Kachchatheevu: A no man's land everyone wants

Kachchatheevu, an uninhabited island, a little over a square kilometre in area, has been a bone of contention between Tamil Nadu and Sri Lanka for decades. The Rajya Sabha on Monday saw MPs from Tamil Nadu criticising the Centre for its affidavit to the Supreme Court, which stated that no portion of India’s land was ceded to Sri Lanka. The Centre was responding to a petition by Tamil Nadu chief minister J Jayalalithaa, filed in 2008, seeking the apex court to declare unconstitutional the 1974 agreement. Tension over the island came to focus in 1974 after the Centre signed an agreement with Sri Lanka accepting that Kachchatheevu was not a part of India. According to the agreement signed between the two countries, fishermen from both sides can use the island to dry their nets and even pray at the St Antony’s shrine in the island. Politicians, across the political spectrum in Tamil Nadu, claim that the Centre ceded the island without passing a resolution in Parliament and thus it is an invalid agreement. To bolster their claims politicians claim that the island was under the king of Ramanathapuram and later under the Mdaras Presidency. Over the years, especially after the end of the civil war in Sri Lanka, there have been an increasing number of reports of confrontation between Indian and Sri Lankan fishermen and cases of the Sri Lankan navy firing at Indian fishermen. More than 150 Indian fishermen have been arrested and are at present facing trial in Sri Lankan courts.
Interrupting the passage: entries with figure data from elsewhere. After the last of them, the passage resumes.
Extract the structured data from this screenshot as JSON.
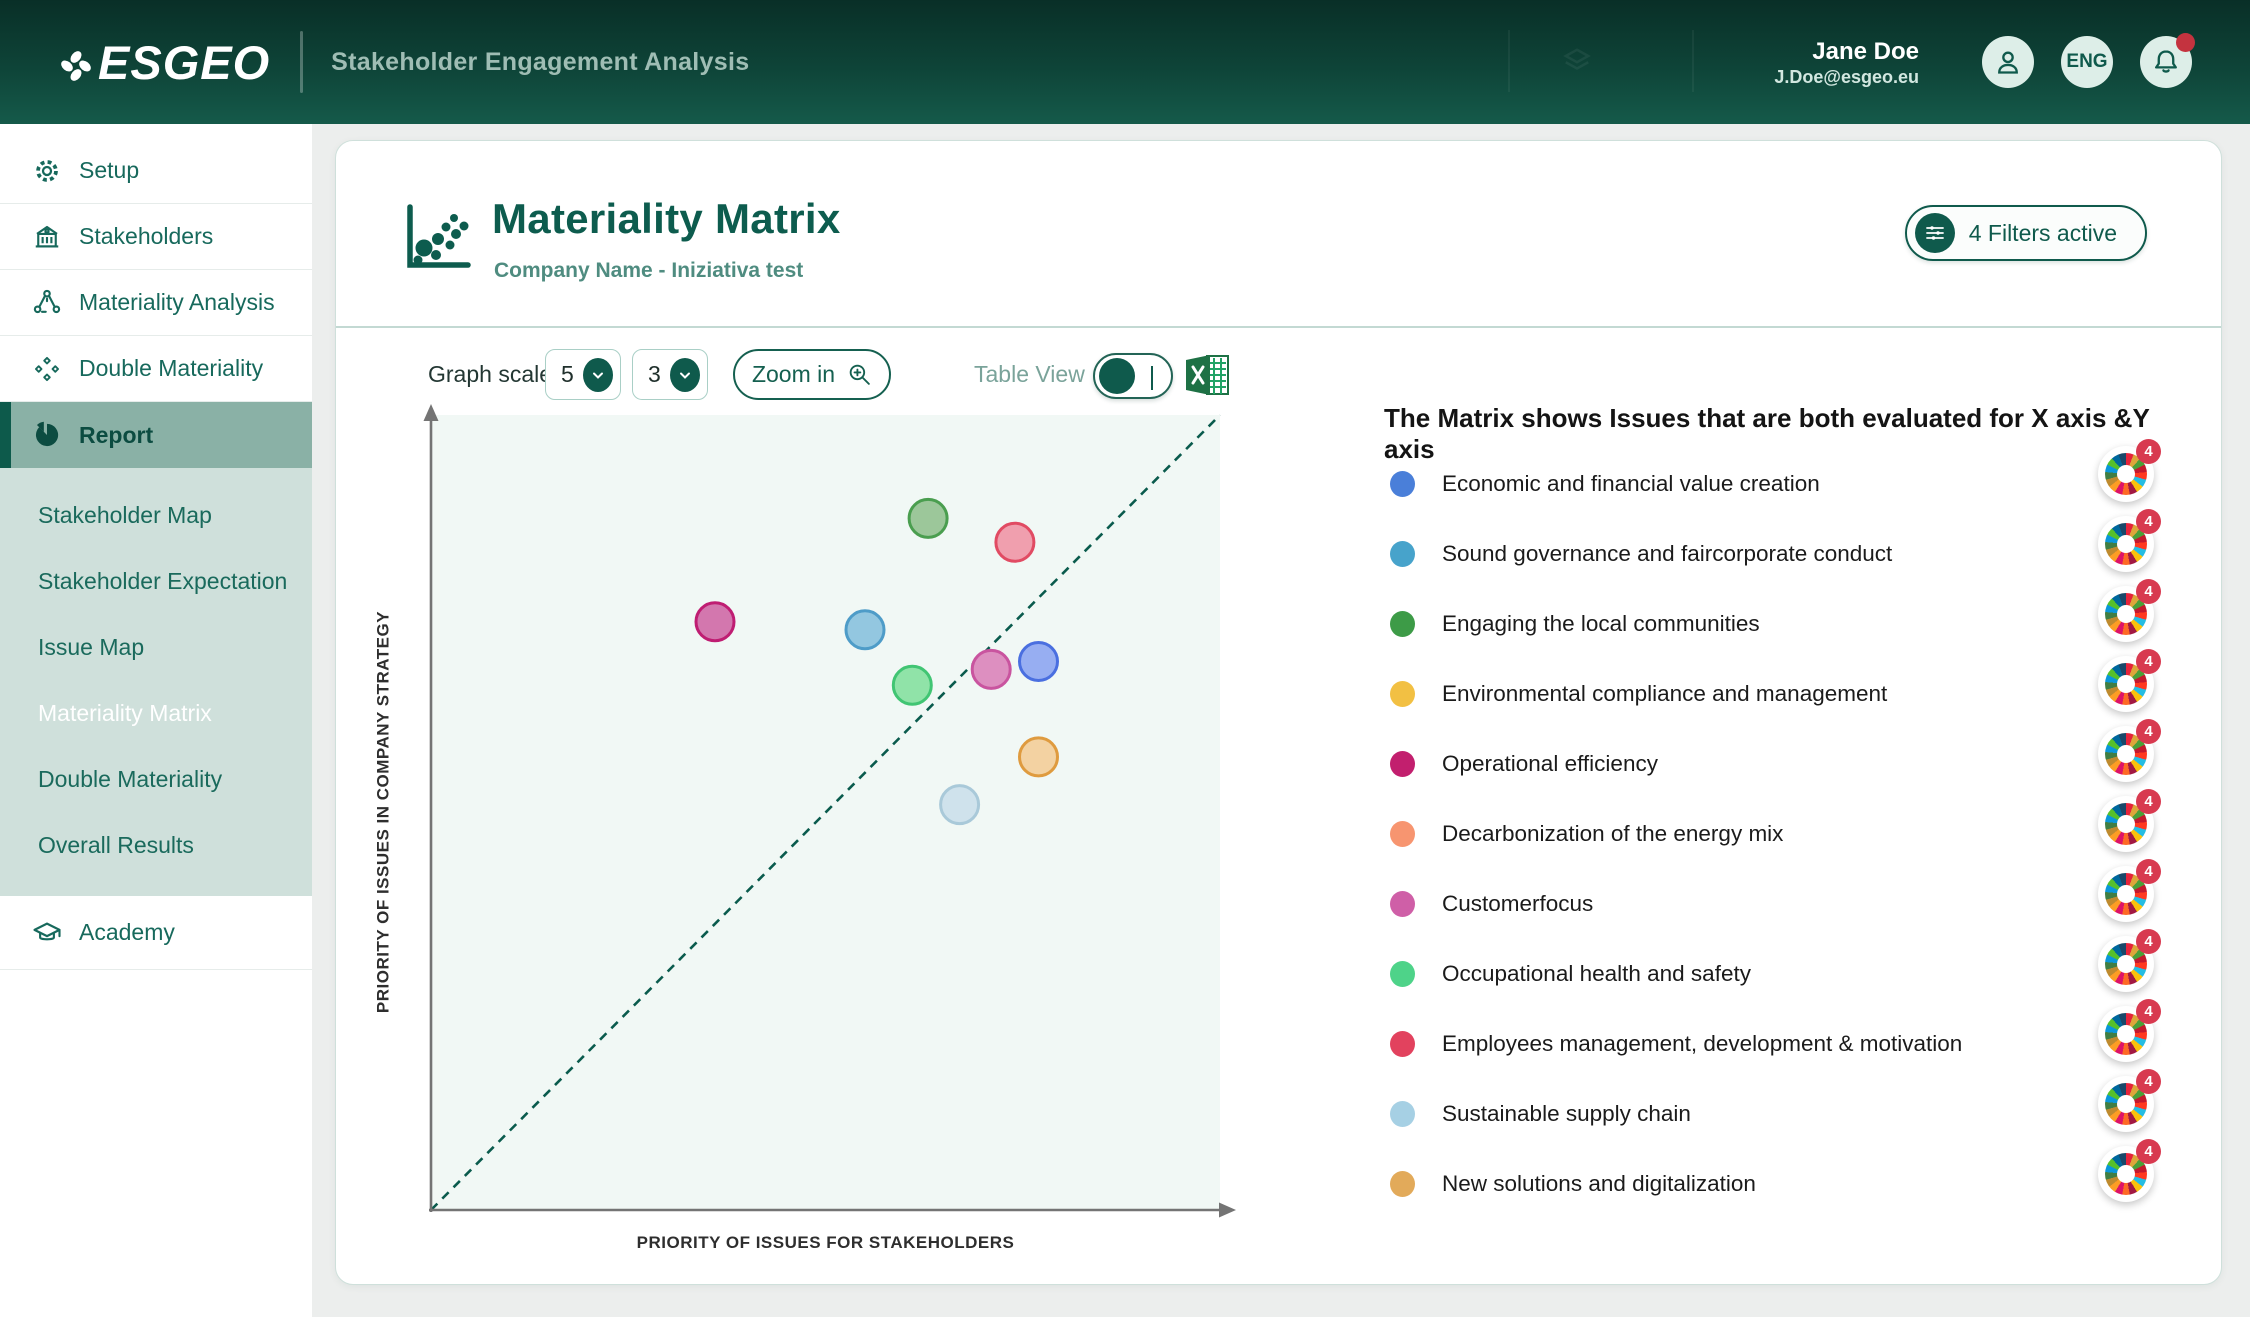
{
  "header": {
    "logo": "ESGEO",
    "app_subtitle": "Stakeholder Engagement Analysis",
    "user": {
      "name": "Jane Doe",
      "email": "J.Doe@esgeo.eu"
    },
    "language": "ENG",
    "has_notification": true
  },
  "sidebar": {
    "items": [
      {
        "label": "Setup",
        "icon": "gear-icon"
      },
      {
        "label": "Stakeholders",
        "icon": "building-icon"
      },
      {
        "label": "Materiality Analysis",
        "icon": "people-network-icon"
      },
      {
        "label": "Double Materiality",
        "icon": "diamonds-icon"
      },
      {
        "label": "Report",
        "icon": "pie-chart-icon",
        "active": true
      }
    ],
    "report_children": [
      {
        "label": "Stakeholder Map"
      },
      {
        "label": "Stakeholder Expectation"
      },
      {
        "label": "Issue Map"
      },
      {
        "label": "Materiality Matrix",
        "active": true
      },
      {
        "label": "Double Materiality"
      },
      {
        "label": "Overall Results"
      }
    ],
    "academy_label": "Academy"
  },
  "page": {
    "title": "Materiality Matrix",
    "company": "Company Name - Iniziativa test",
    "filters_button": "4 Filters active"
  },
  "toolbar": {
    "graph_scale_label": "Graph scale",
    "x_scale_value": "5",
    "y_scale_value": "3",
    "zoom_button": "Zoom in",
    "table_view_label": "Table View",
    "table_view_on": false,
    "export_icon": "excel-icon"
  },
  "chart_data": {
    "type": "scatter",
    "title": "Materiality Matrix",
    "xlabel": "PRIORITY OF ISSUES FOR STAKEHOLDERS",
    "ylabel": "PRIORITY OF ISSUES IN COMPANY STRATEGY",
    "x_range": [
      0,
      1
    ],
    "y_range": [
      0,
      1
    ],
    "grid": false,
    "diagonal_reference_line": true,
    "plot_background": "#f1f8f5",
    "points": [
      {
        "issue": "Engaging the local communities",
        "x": 0.63,
        "y": 0.87,
        "fill": "#9cc79a",
        "stroke": "#4a9e4f"
      },
      {
        "issue": "Employees management, development & motivation",
        "x": 0.74,
        "y": 0.84,
        "fill": "#f09fae",
        "stroke": "#e14b63"
      },
      {
        "issue": "Operational efficiency",
        "x": 0.36,
        "y": 0.74,
        "fill": "#d377ae",
        "stroke": "#bf1d72"
      },
      {
        "issue": "Sound governance and faircorporate conduct",
        "x": 0.55,
        "y": 0.73,
        "fill": "#93c7e0",
        "stroke": "#4e9cc8"
      },
      {
        "issue": "Economic and financial value creation",
        "x": 0.77,
        "y": 0.69,
        "fill": "#97aef2",
        "stroke": "#4a6fe0"
      },
      {
        "issue": "Customerfocus",
        "x": 0.71,
        "y": 0.68,
        "fill": "#dd8fc0",
        "stroke": "#c9549f"
      },
      {
        "issue": "Occupational health and safety",
        "x": 0.61,
        "y": 0.66,
        "fill": "#90e3a8",
        "stroke": "#41c573"
      },
      {
        "issue": "New solutions and digitalization",
        "x": 0.77,
        "y": 0.57,
        "fill": "#f3d2a2",
        "stroke": "#df9b3f"
      },
      {
        "issue": "Sustainable supply chain",
        "x": 0.67,
        "y": 0.51,
        "fill": "#cfe2ec",
        "stroke": "#a9c9d9"
      }
    ]
  },
  "legend": {
    "heading": "The Matrix shows Issues that are both evaluated for X axis &Y axis",
    "sdg_badge_count": "4",
    "items": [
      {
        "label": "Economic and financial value creation",
        "color": "#4a7fd9"
      },
      {
        "label": "Sound governance and faircorporate conduct",
        "color": "#47a3cb"
      },
      {
        "label": "Engaging the local communities",
        "color": "#3d9b47"
      },
      {
        "label": "Environmental compliance and management",
        "color": "#f2c043"
      },
      {
        "label": "Operational efficiency",
        "color": "#c21f6e"
      },
      {
        "label": "Decarbonization of the energy mix",
        "color": "#f79570"
      },
      {
        "label": "Customerfocus",
        "color": "#cf5fa7"
      },
      {
        "label": "Occupational health and safety",
        "color": "#4ed389"
      },
      {
        "label": "Employees management, development & motivation",
        "color": "#e2425e"
      },
      {
        "label": "Sustainable supply chain",
        "color": "#a6d0e4"
      },
      {
        "label": "New solutions and digitalization",
        "color": "#e2aa5a"
      }
    ]
  },
  "colors": {
    "header_gradient_top": "#092f27",
    "header_gradient_bottom": "#155a4a",
    "accent_dark_teal": "#0f5a4c",
    "sidebar_active_bg": "#8ab1a6",
    "sidebar_subpanel_bg": "#cfe0db",
    "badge_red": "#d8394f"
  }
}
The manner in which the Centre ‘ceded’ Kachchatheevu to Sri Lanka in 1974 should be seen not as an aberration but as a general tone adopted by New Delhi while dealing with the states. Much of the problem surrounding the rights over the island could have been avoided if in 1974 the Centre had taken the then state government in Tamil Nadu into confidence. Today, a similar pattern can also been seen in the way the Centre has gone about unilaterally on its decision to carve out a Telangana state out of Andhra Pradesh, so much so that it has not even won the support of its state leaders on the decision.
For our democracy to be robust and to function in the manner it is meant to, the Centre cannot treat the states as lackeys. States should be seen as equal partners in the democratic process and in decision-making and should be consulted on matters that concern the respective state. This is all the more important in a coalition era where regional parties play an important role in government formation at the Centre.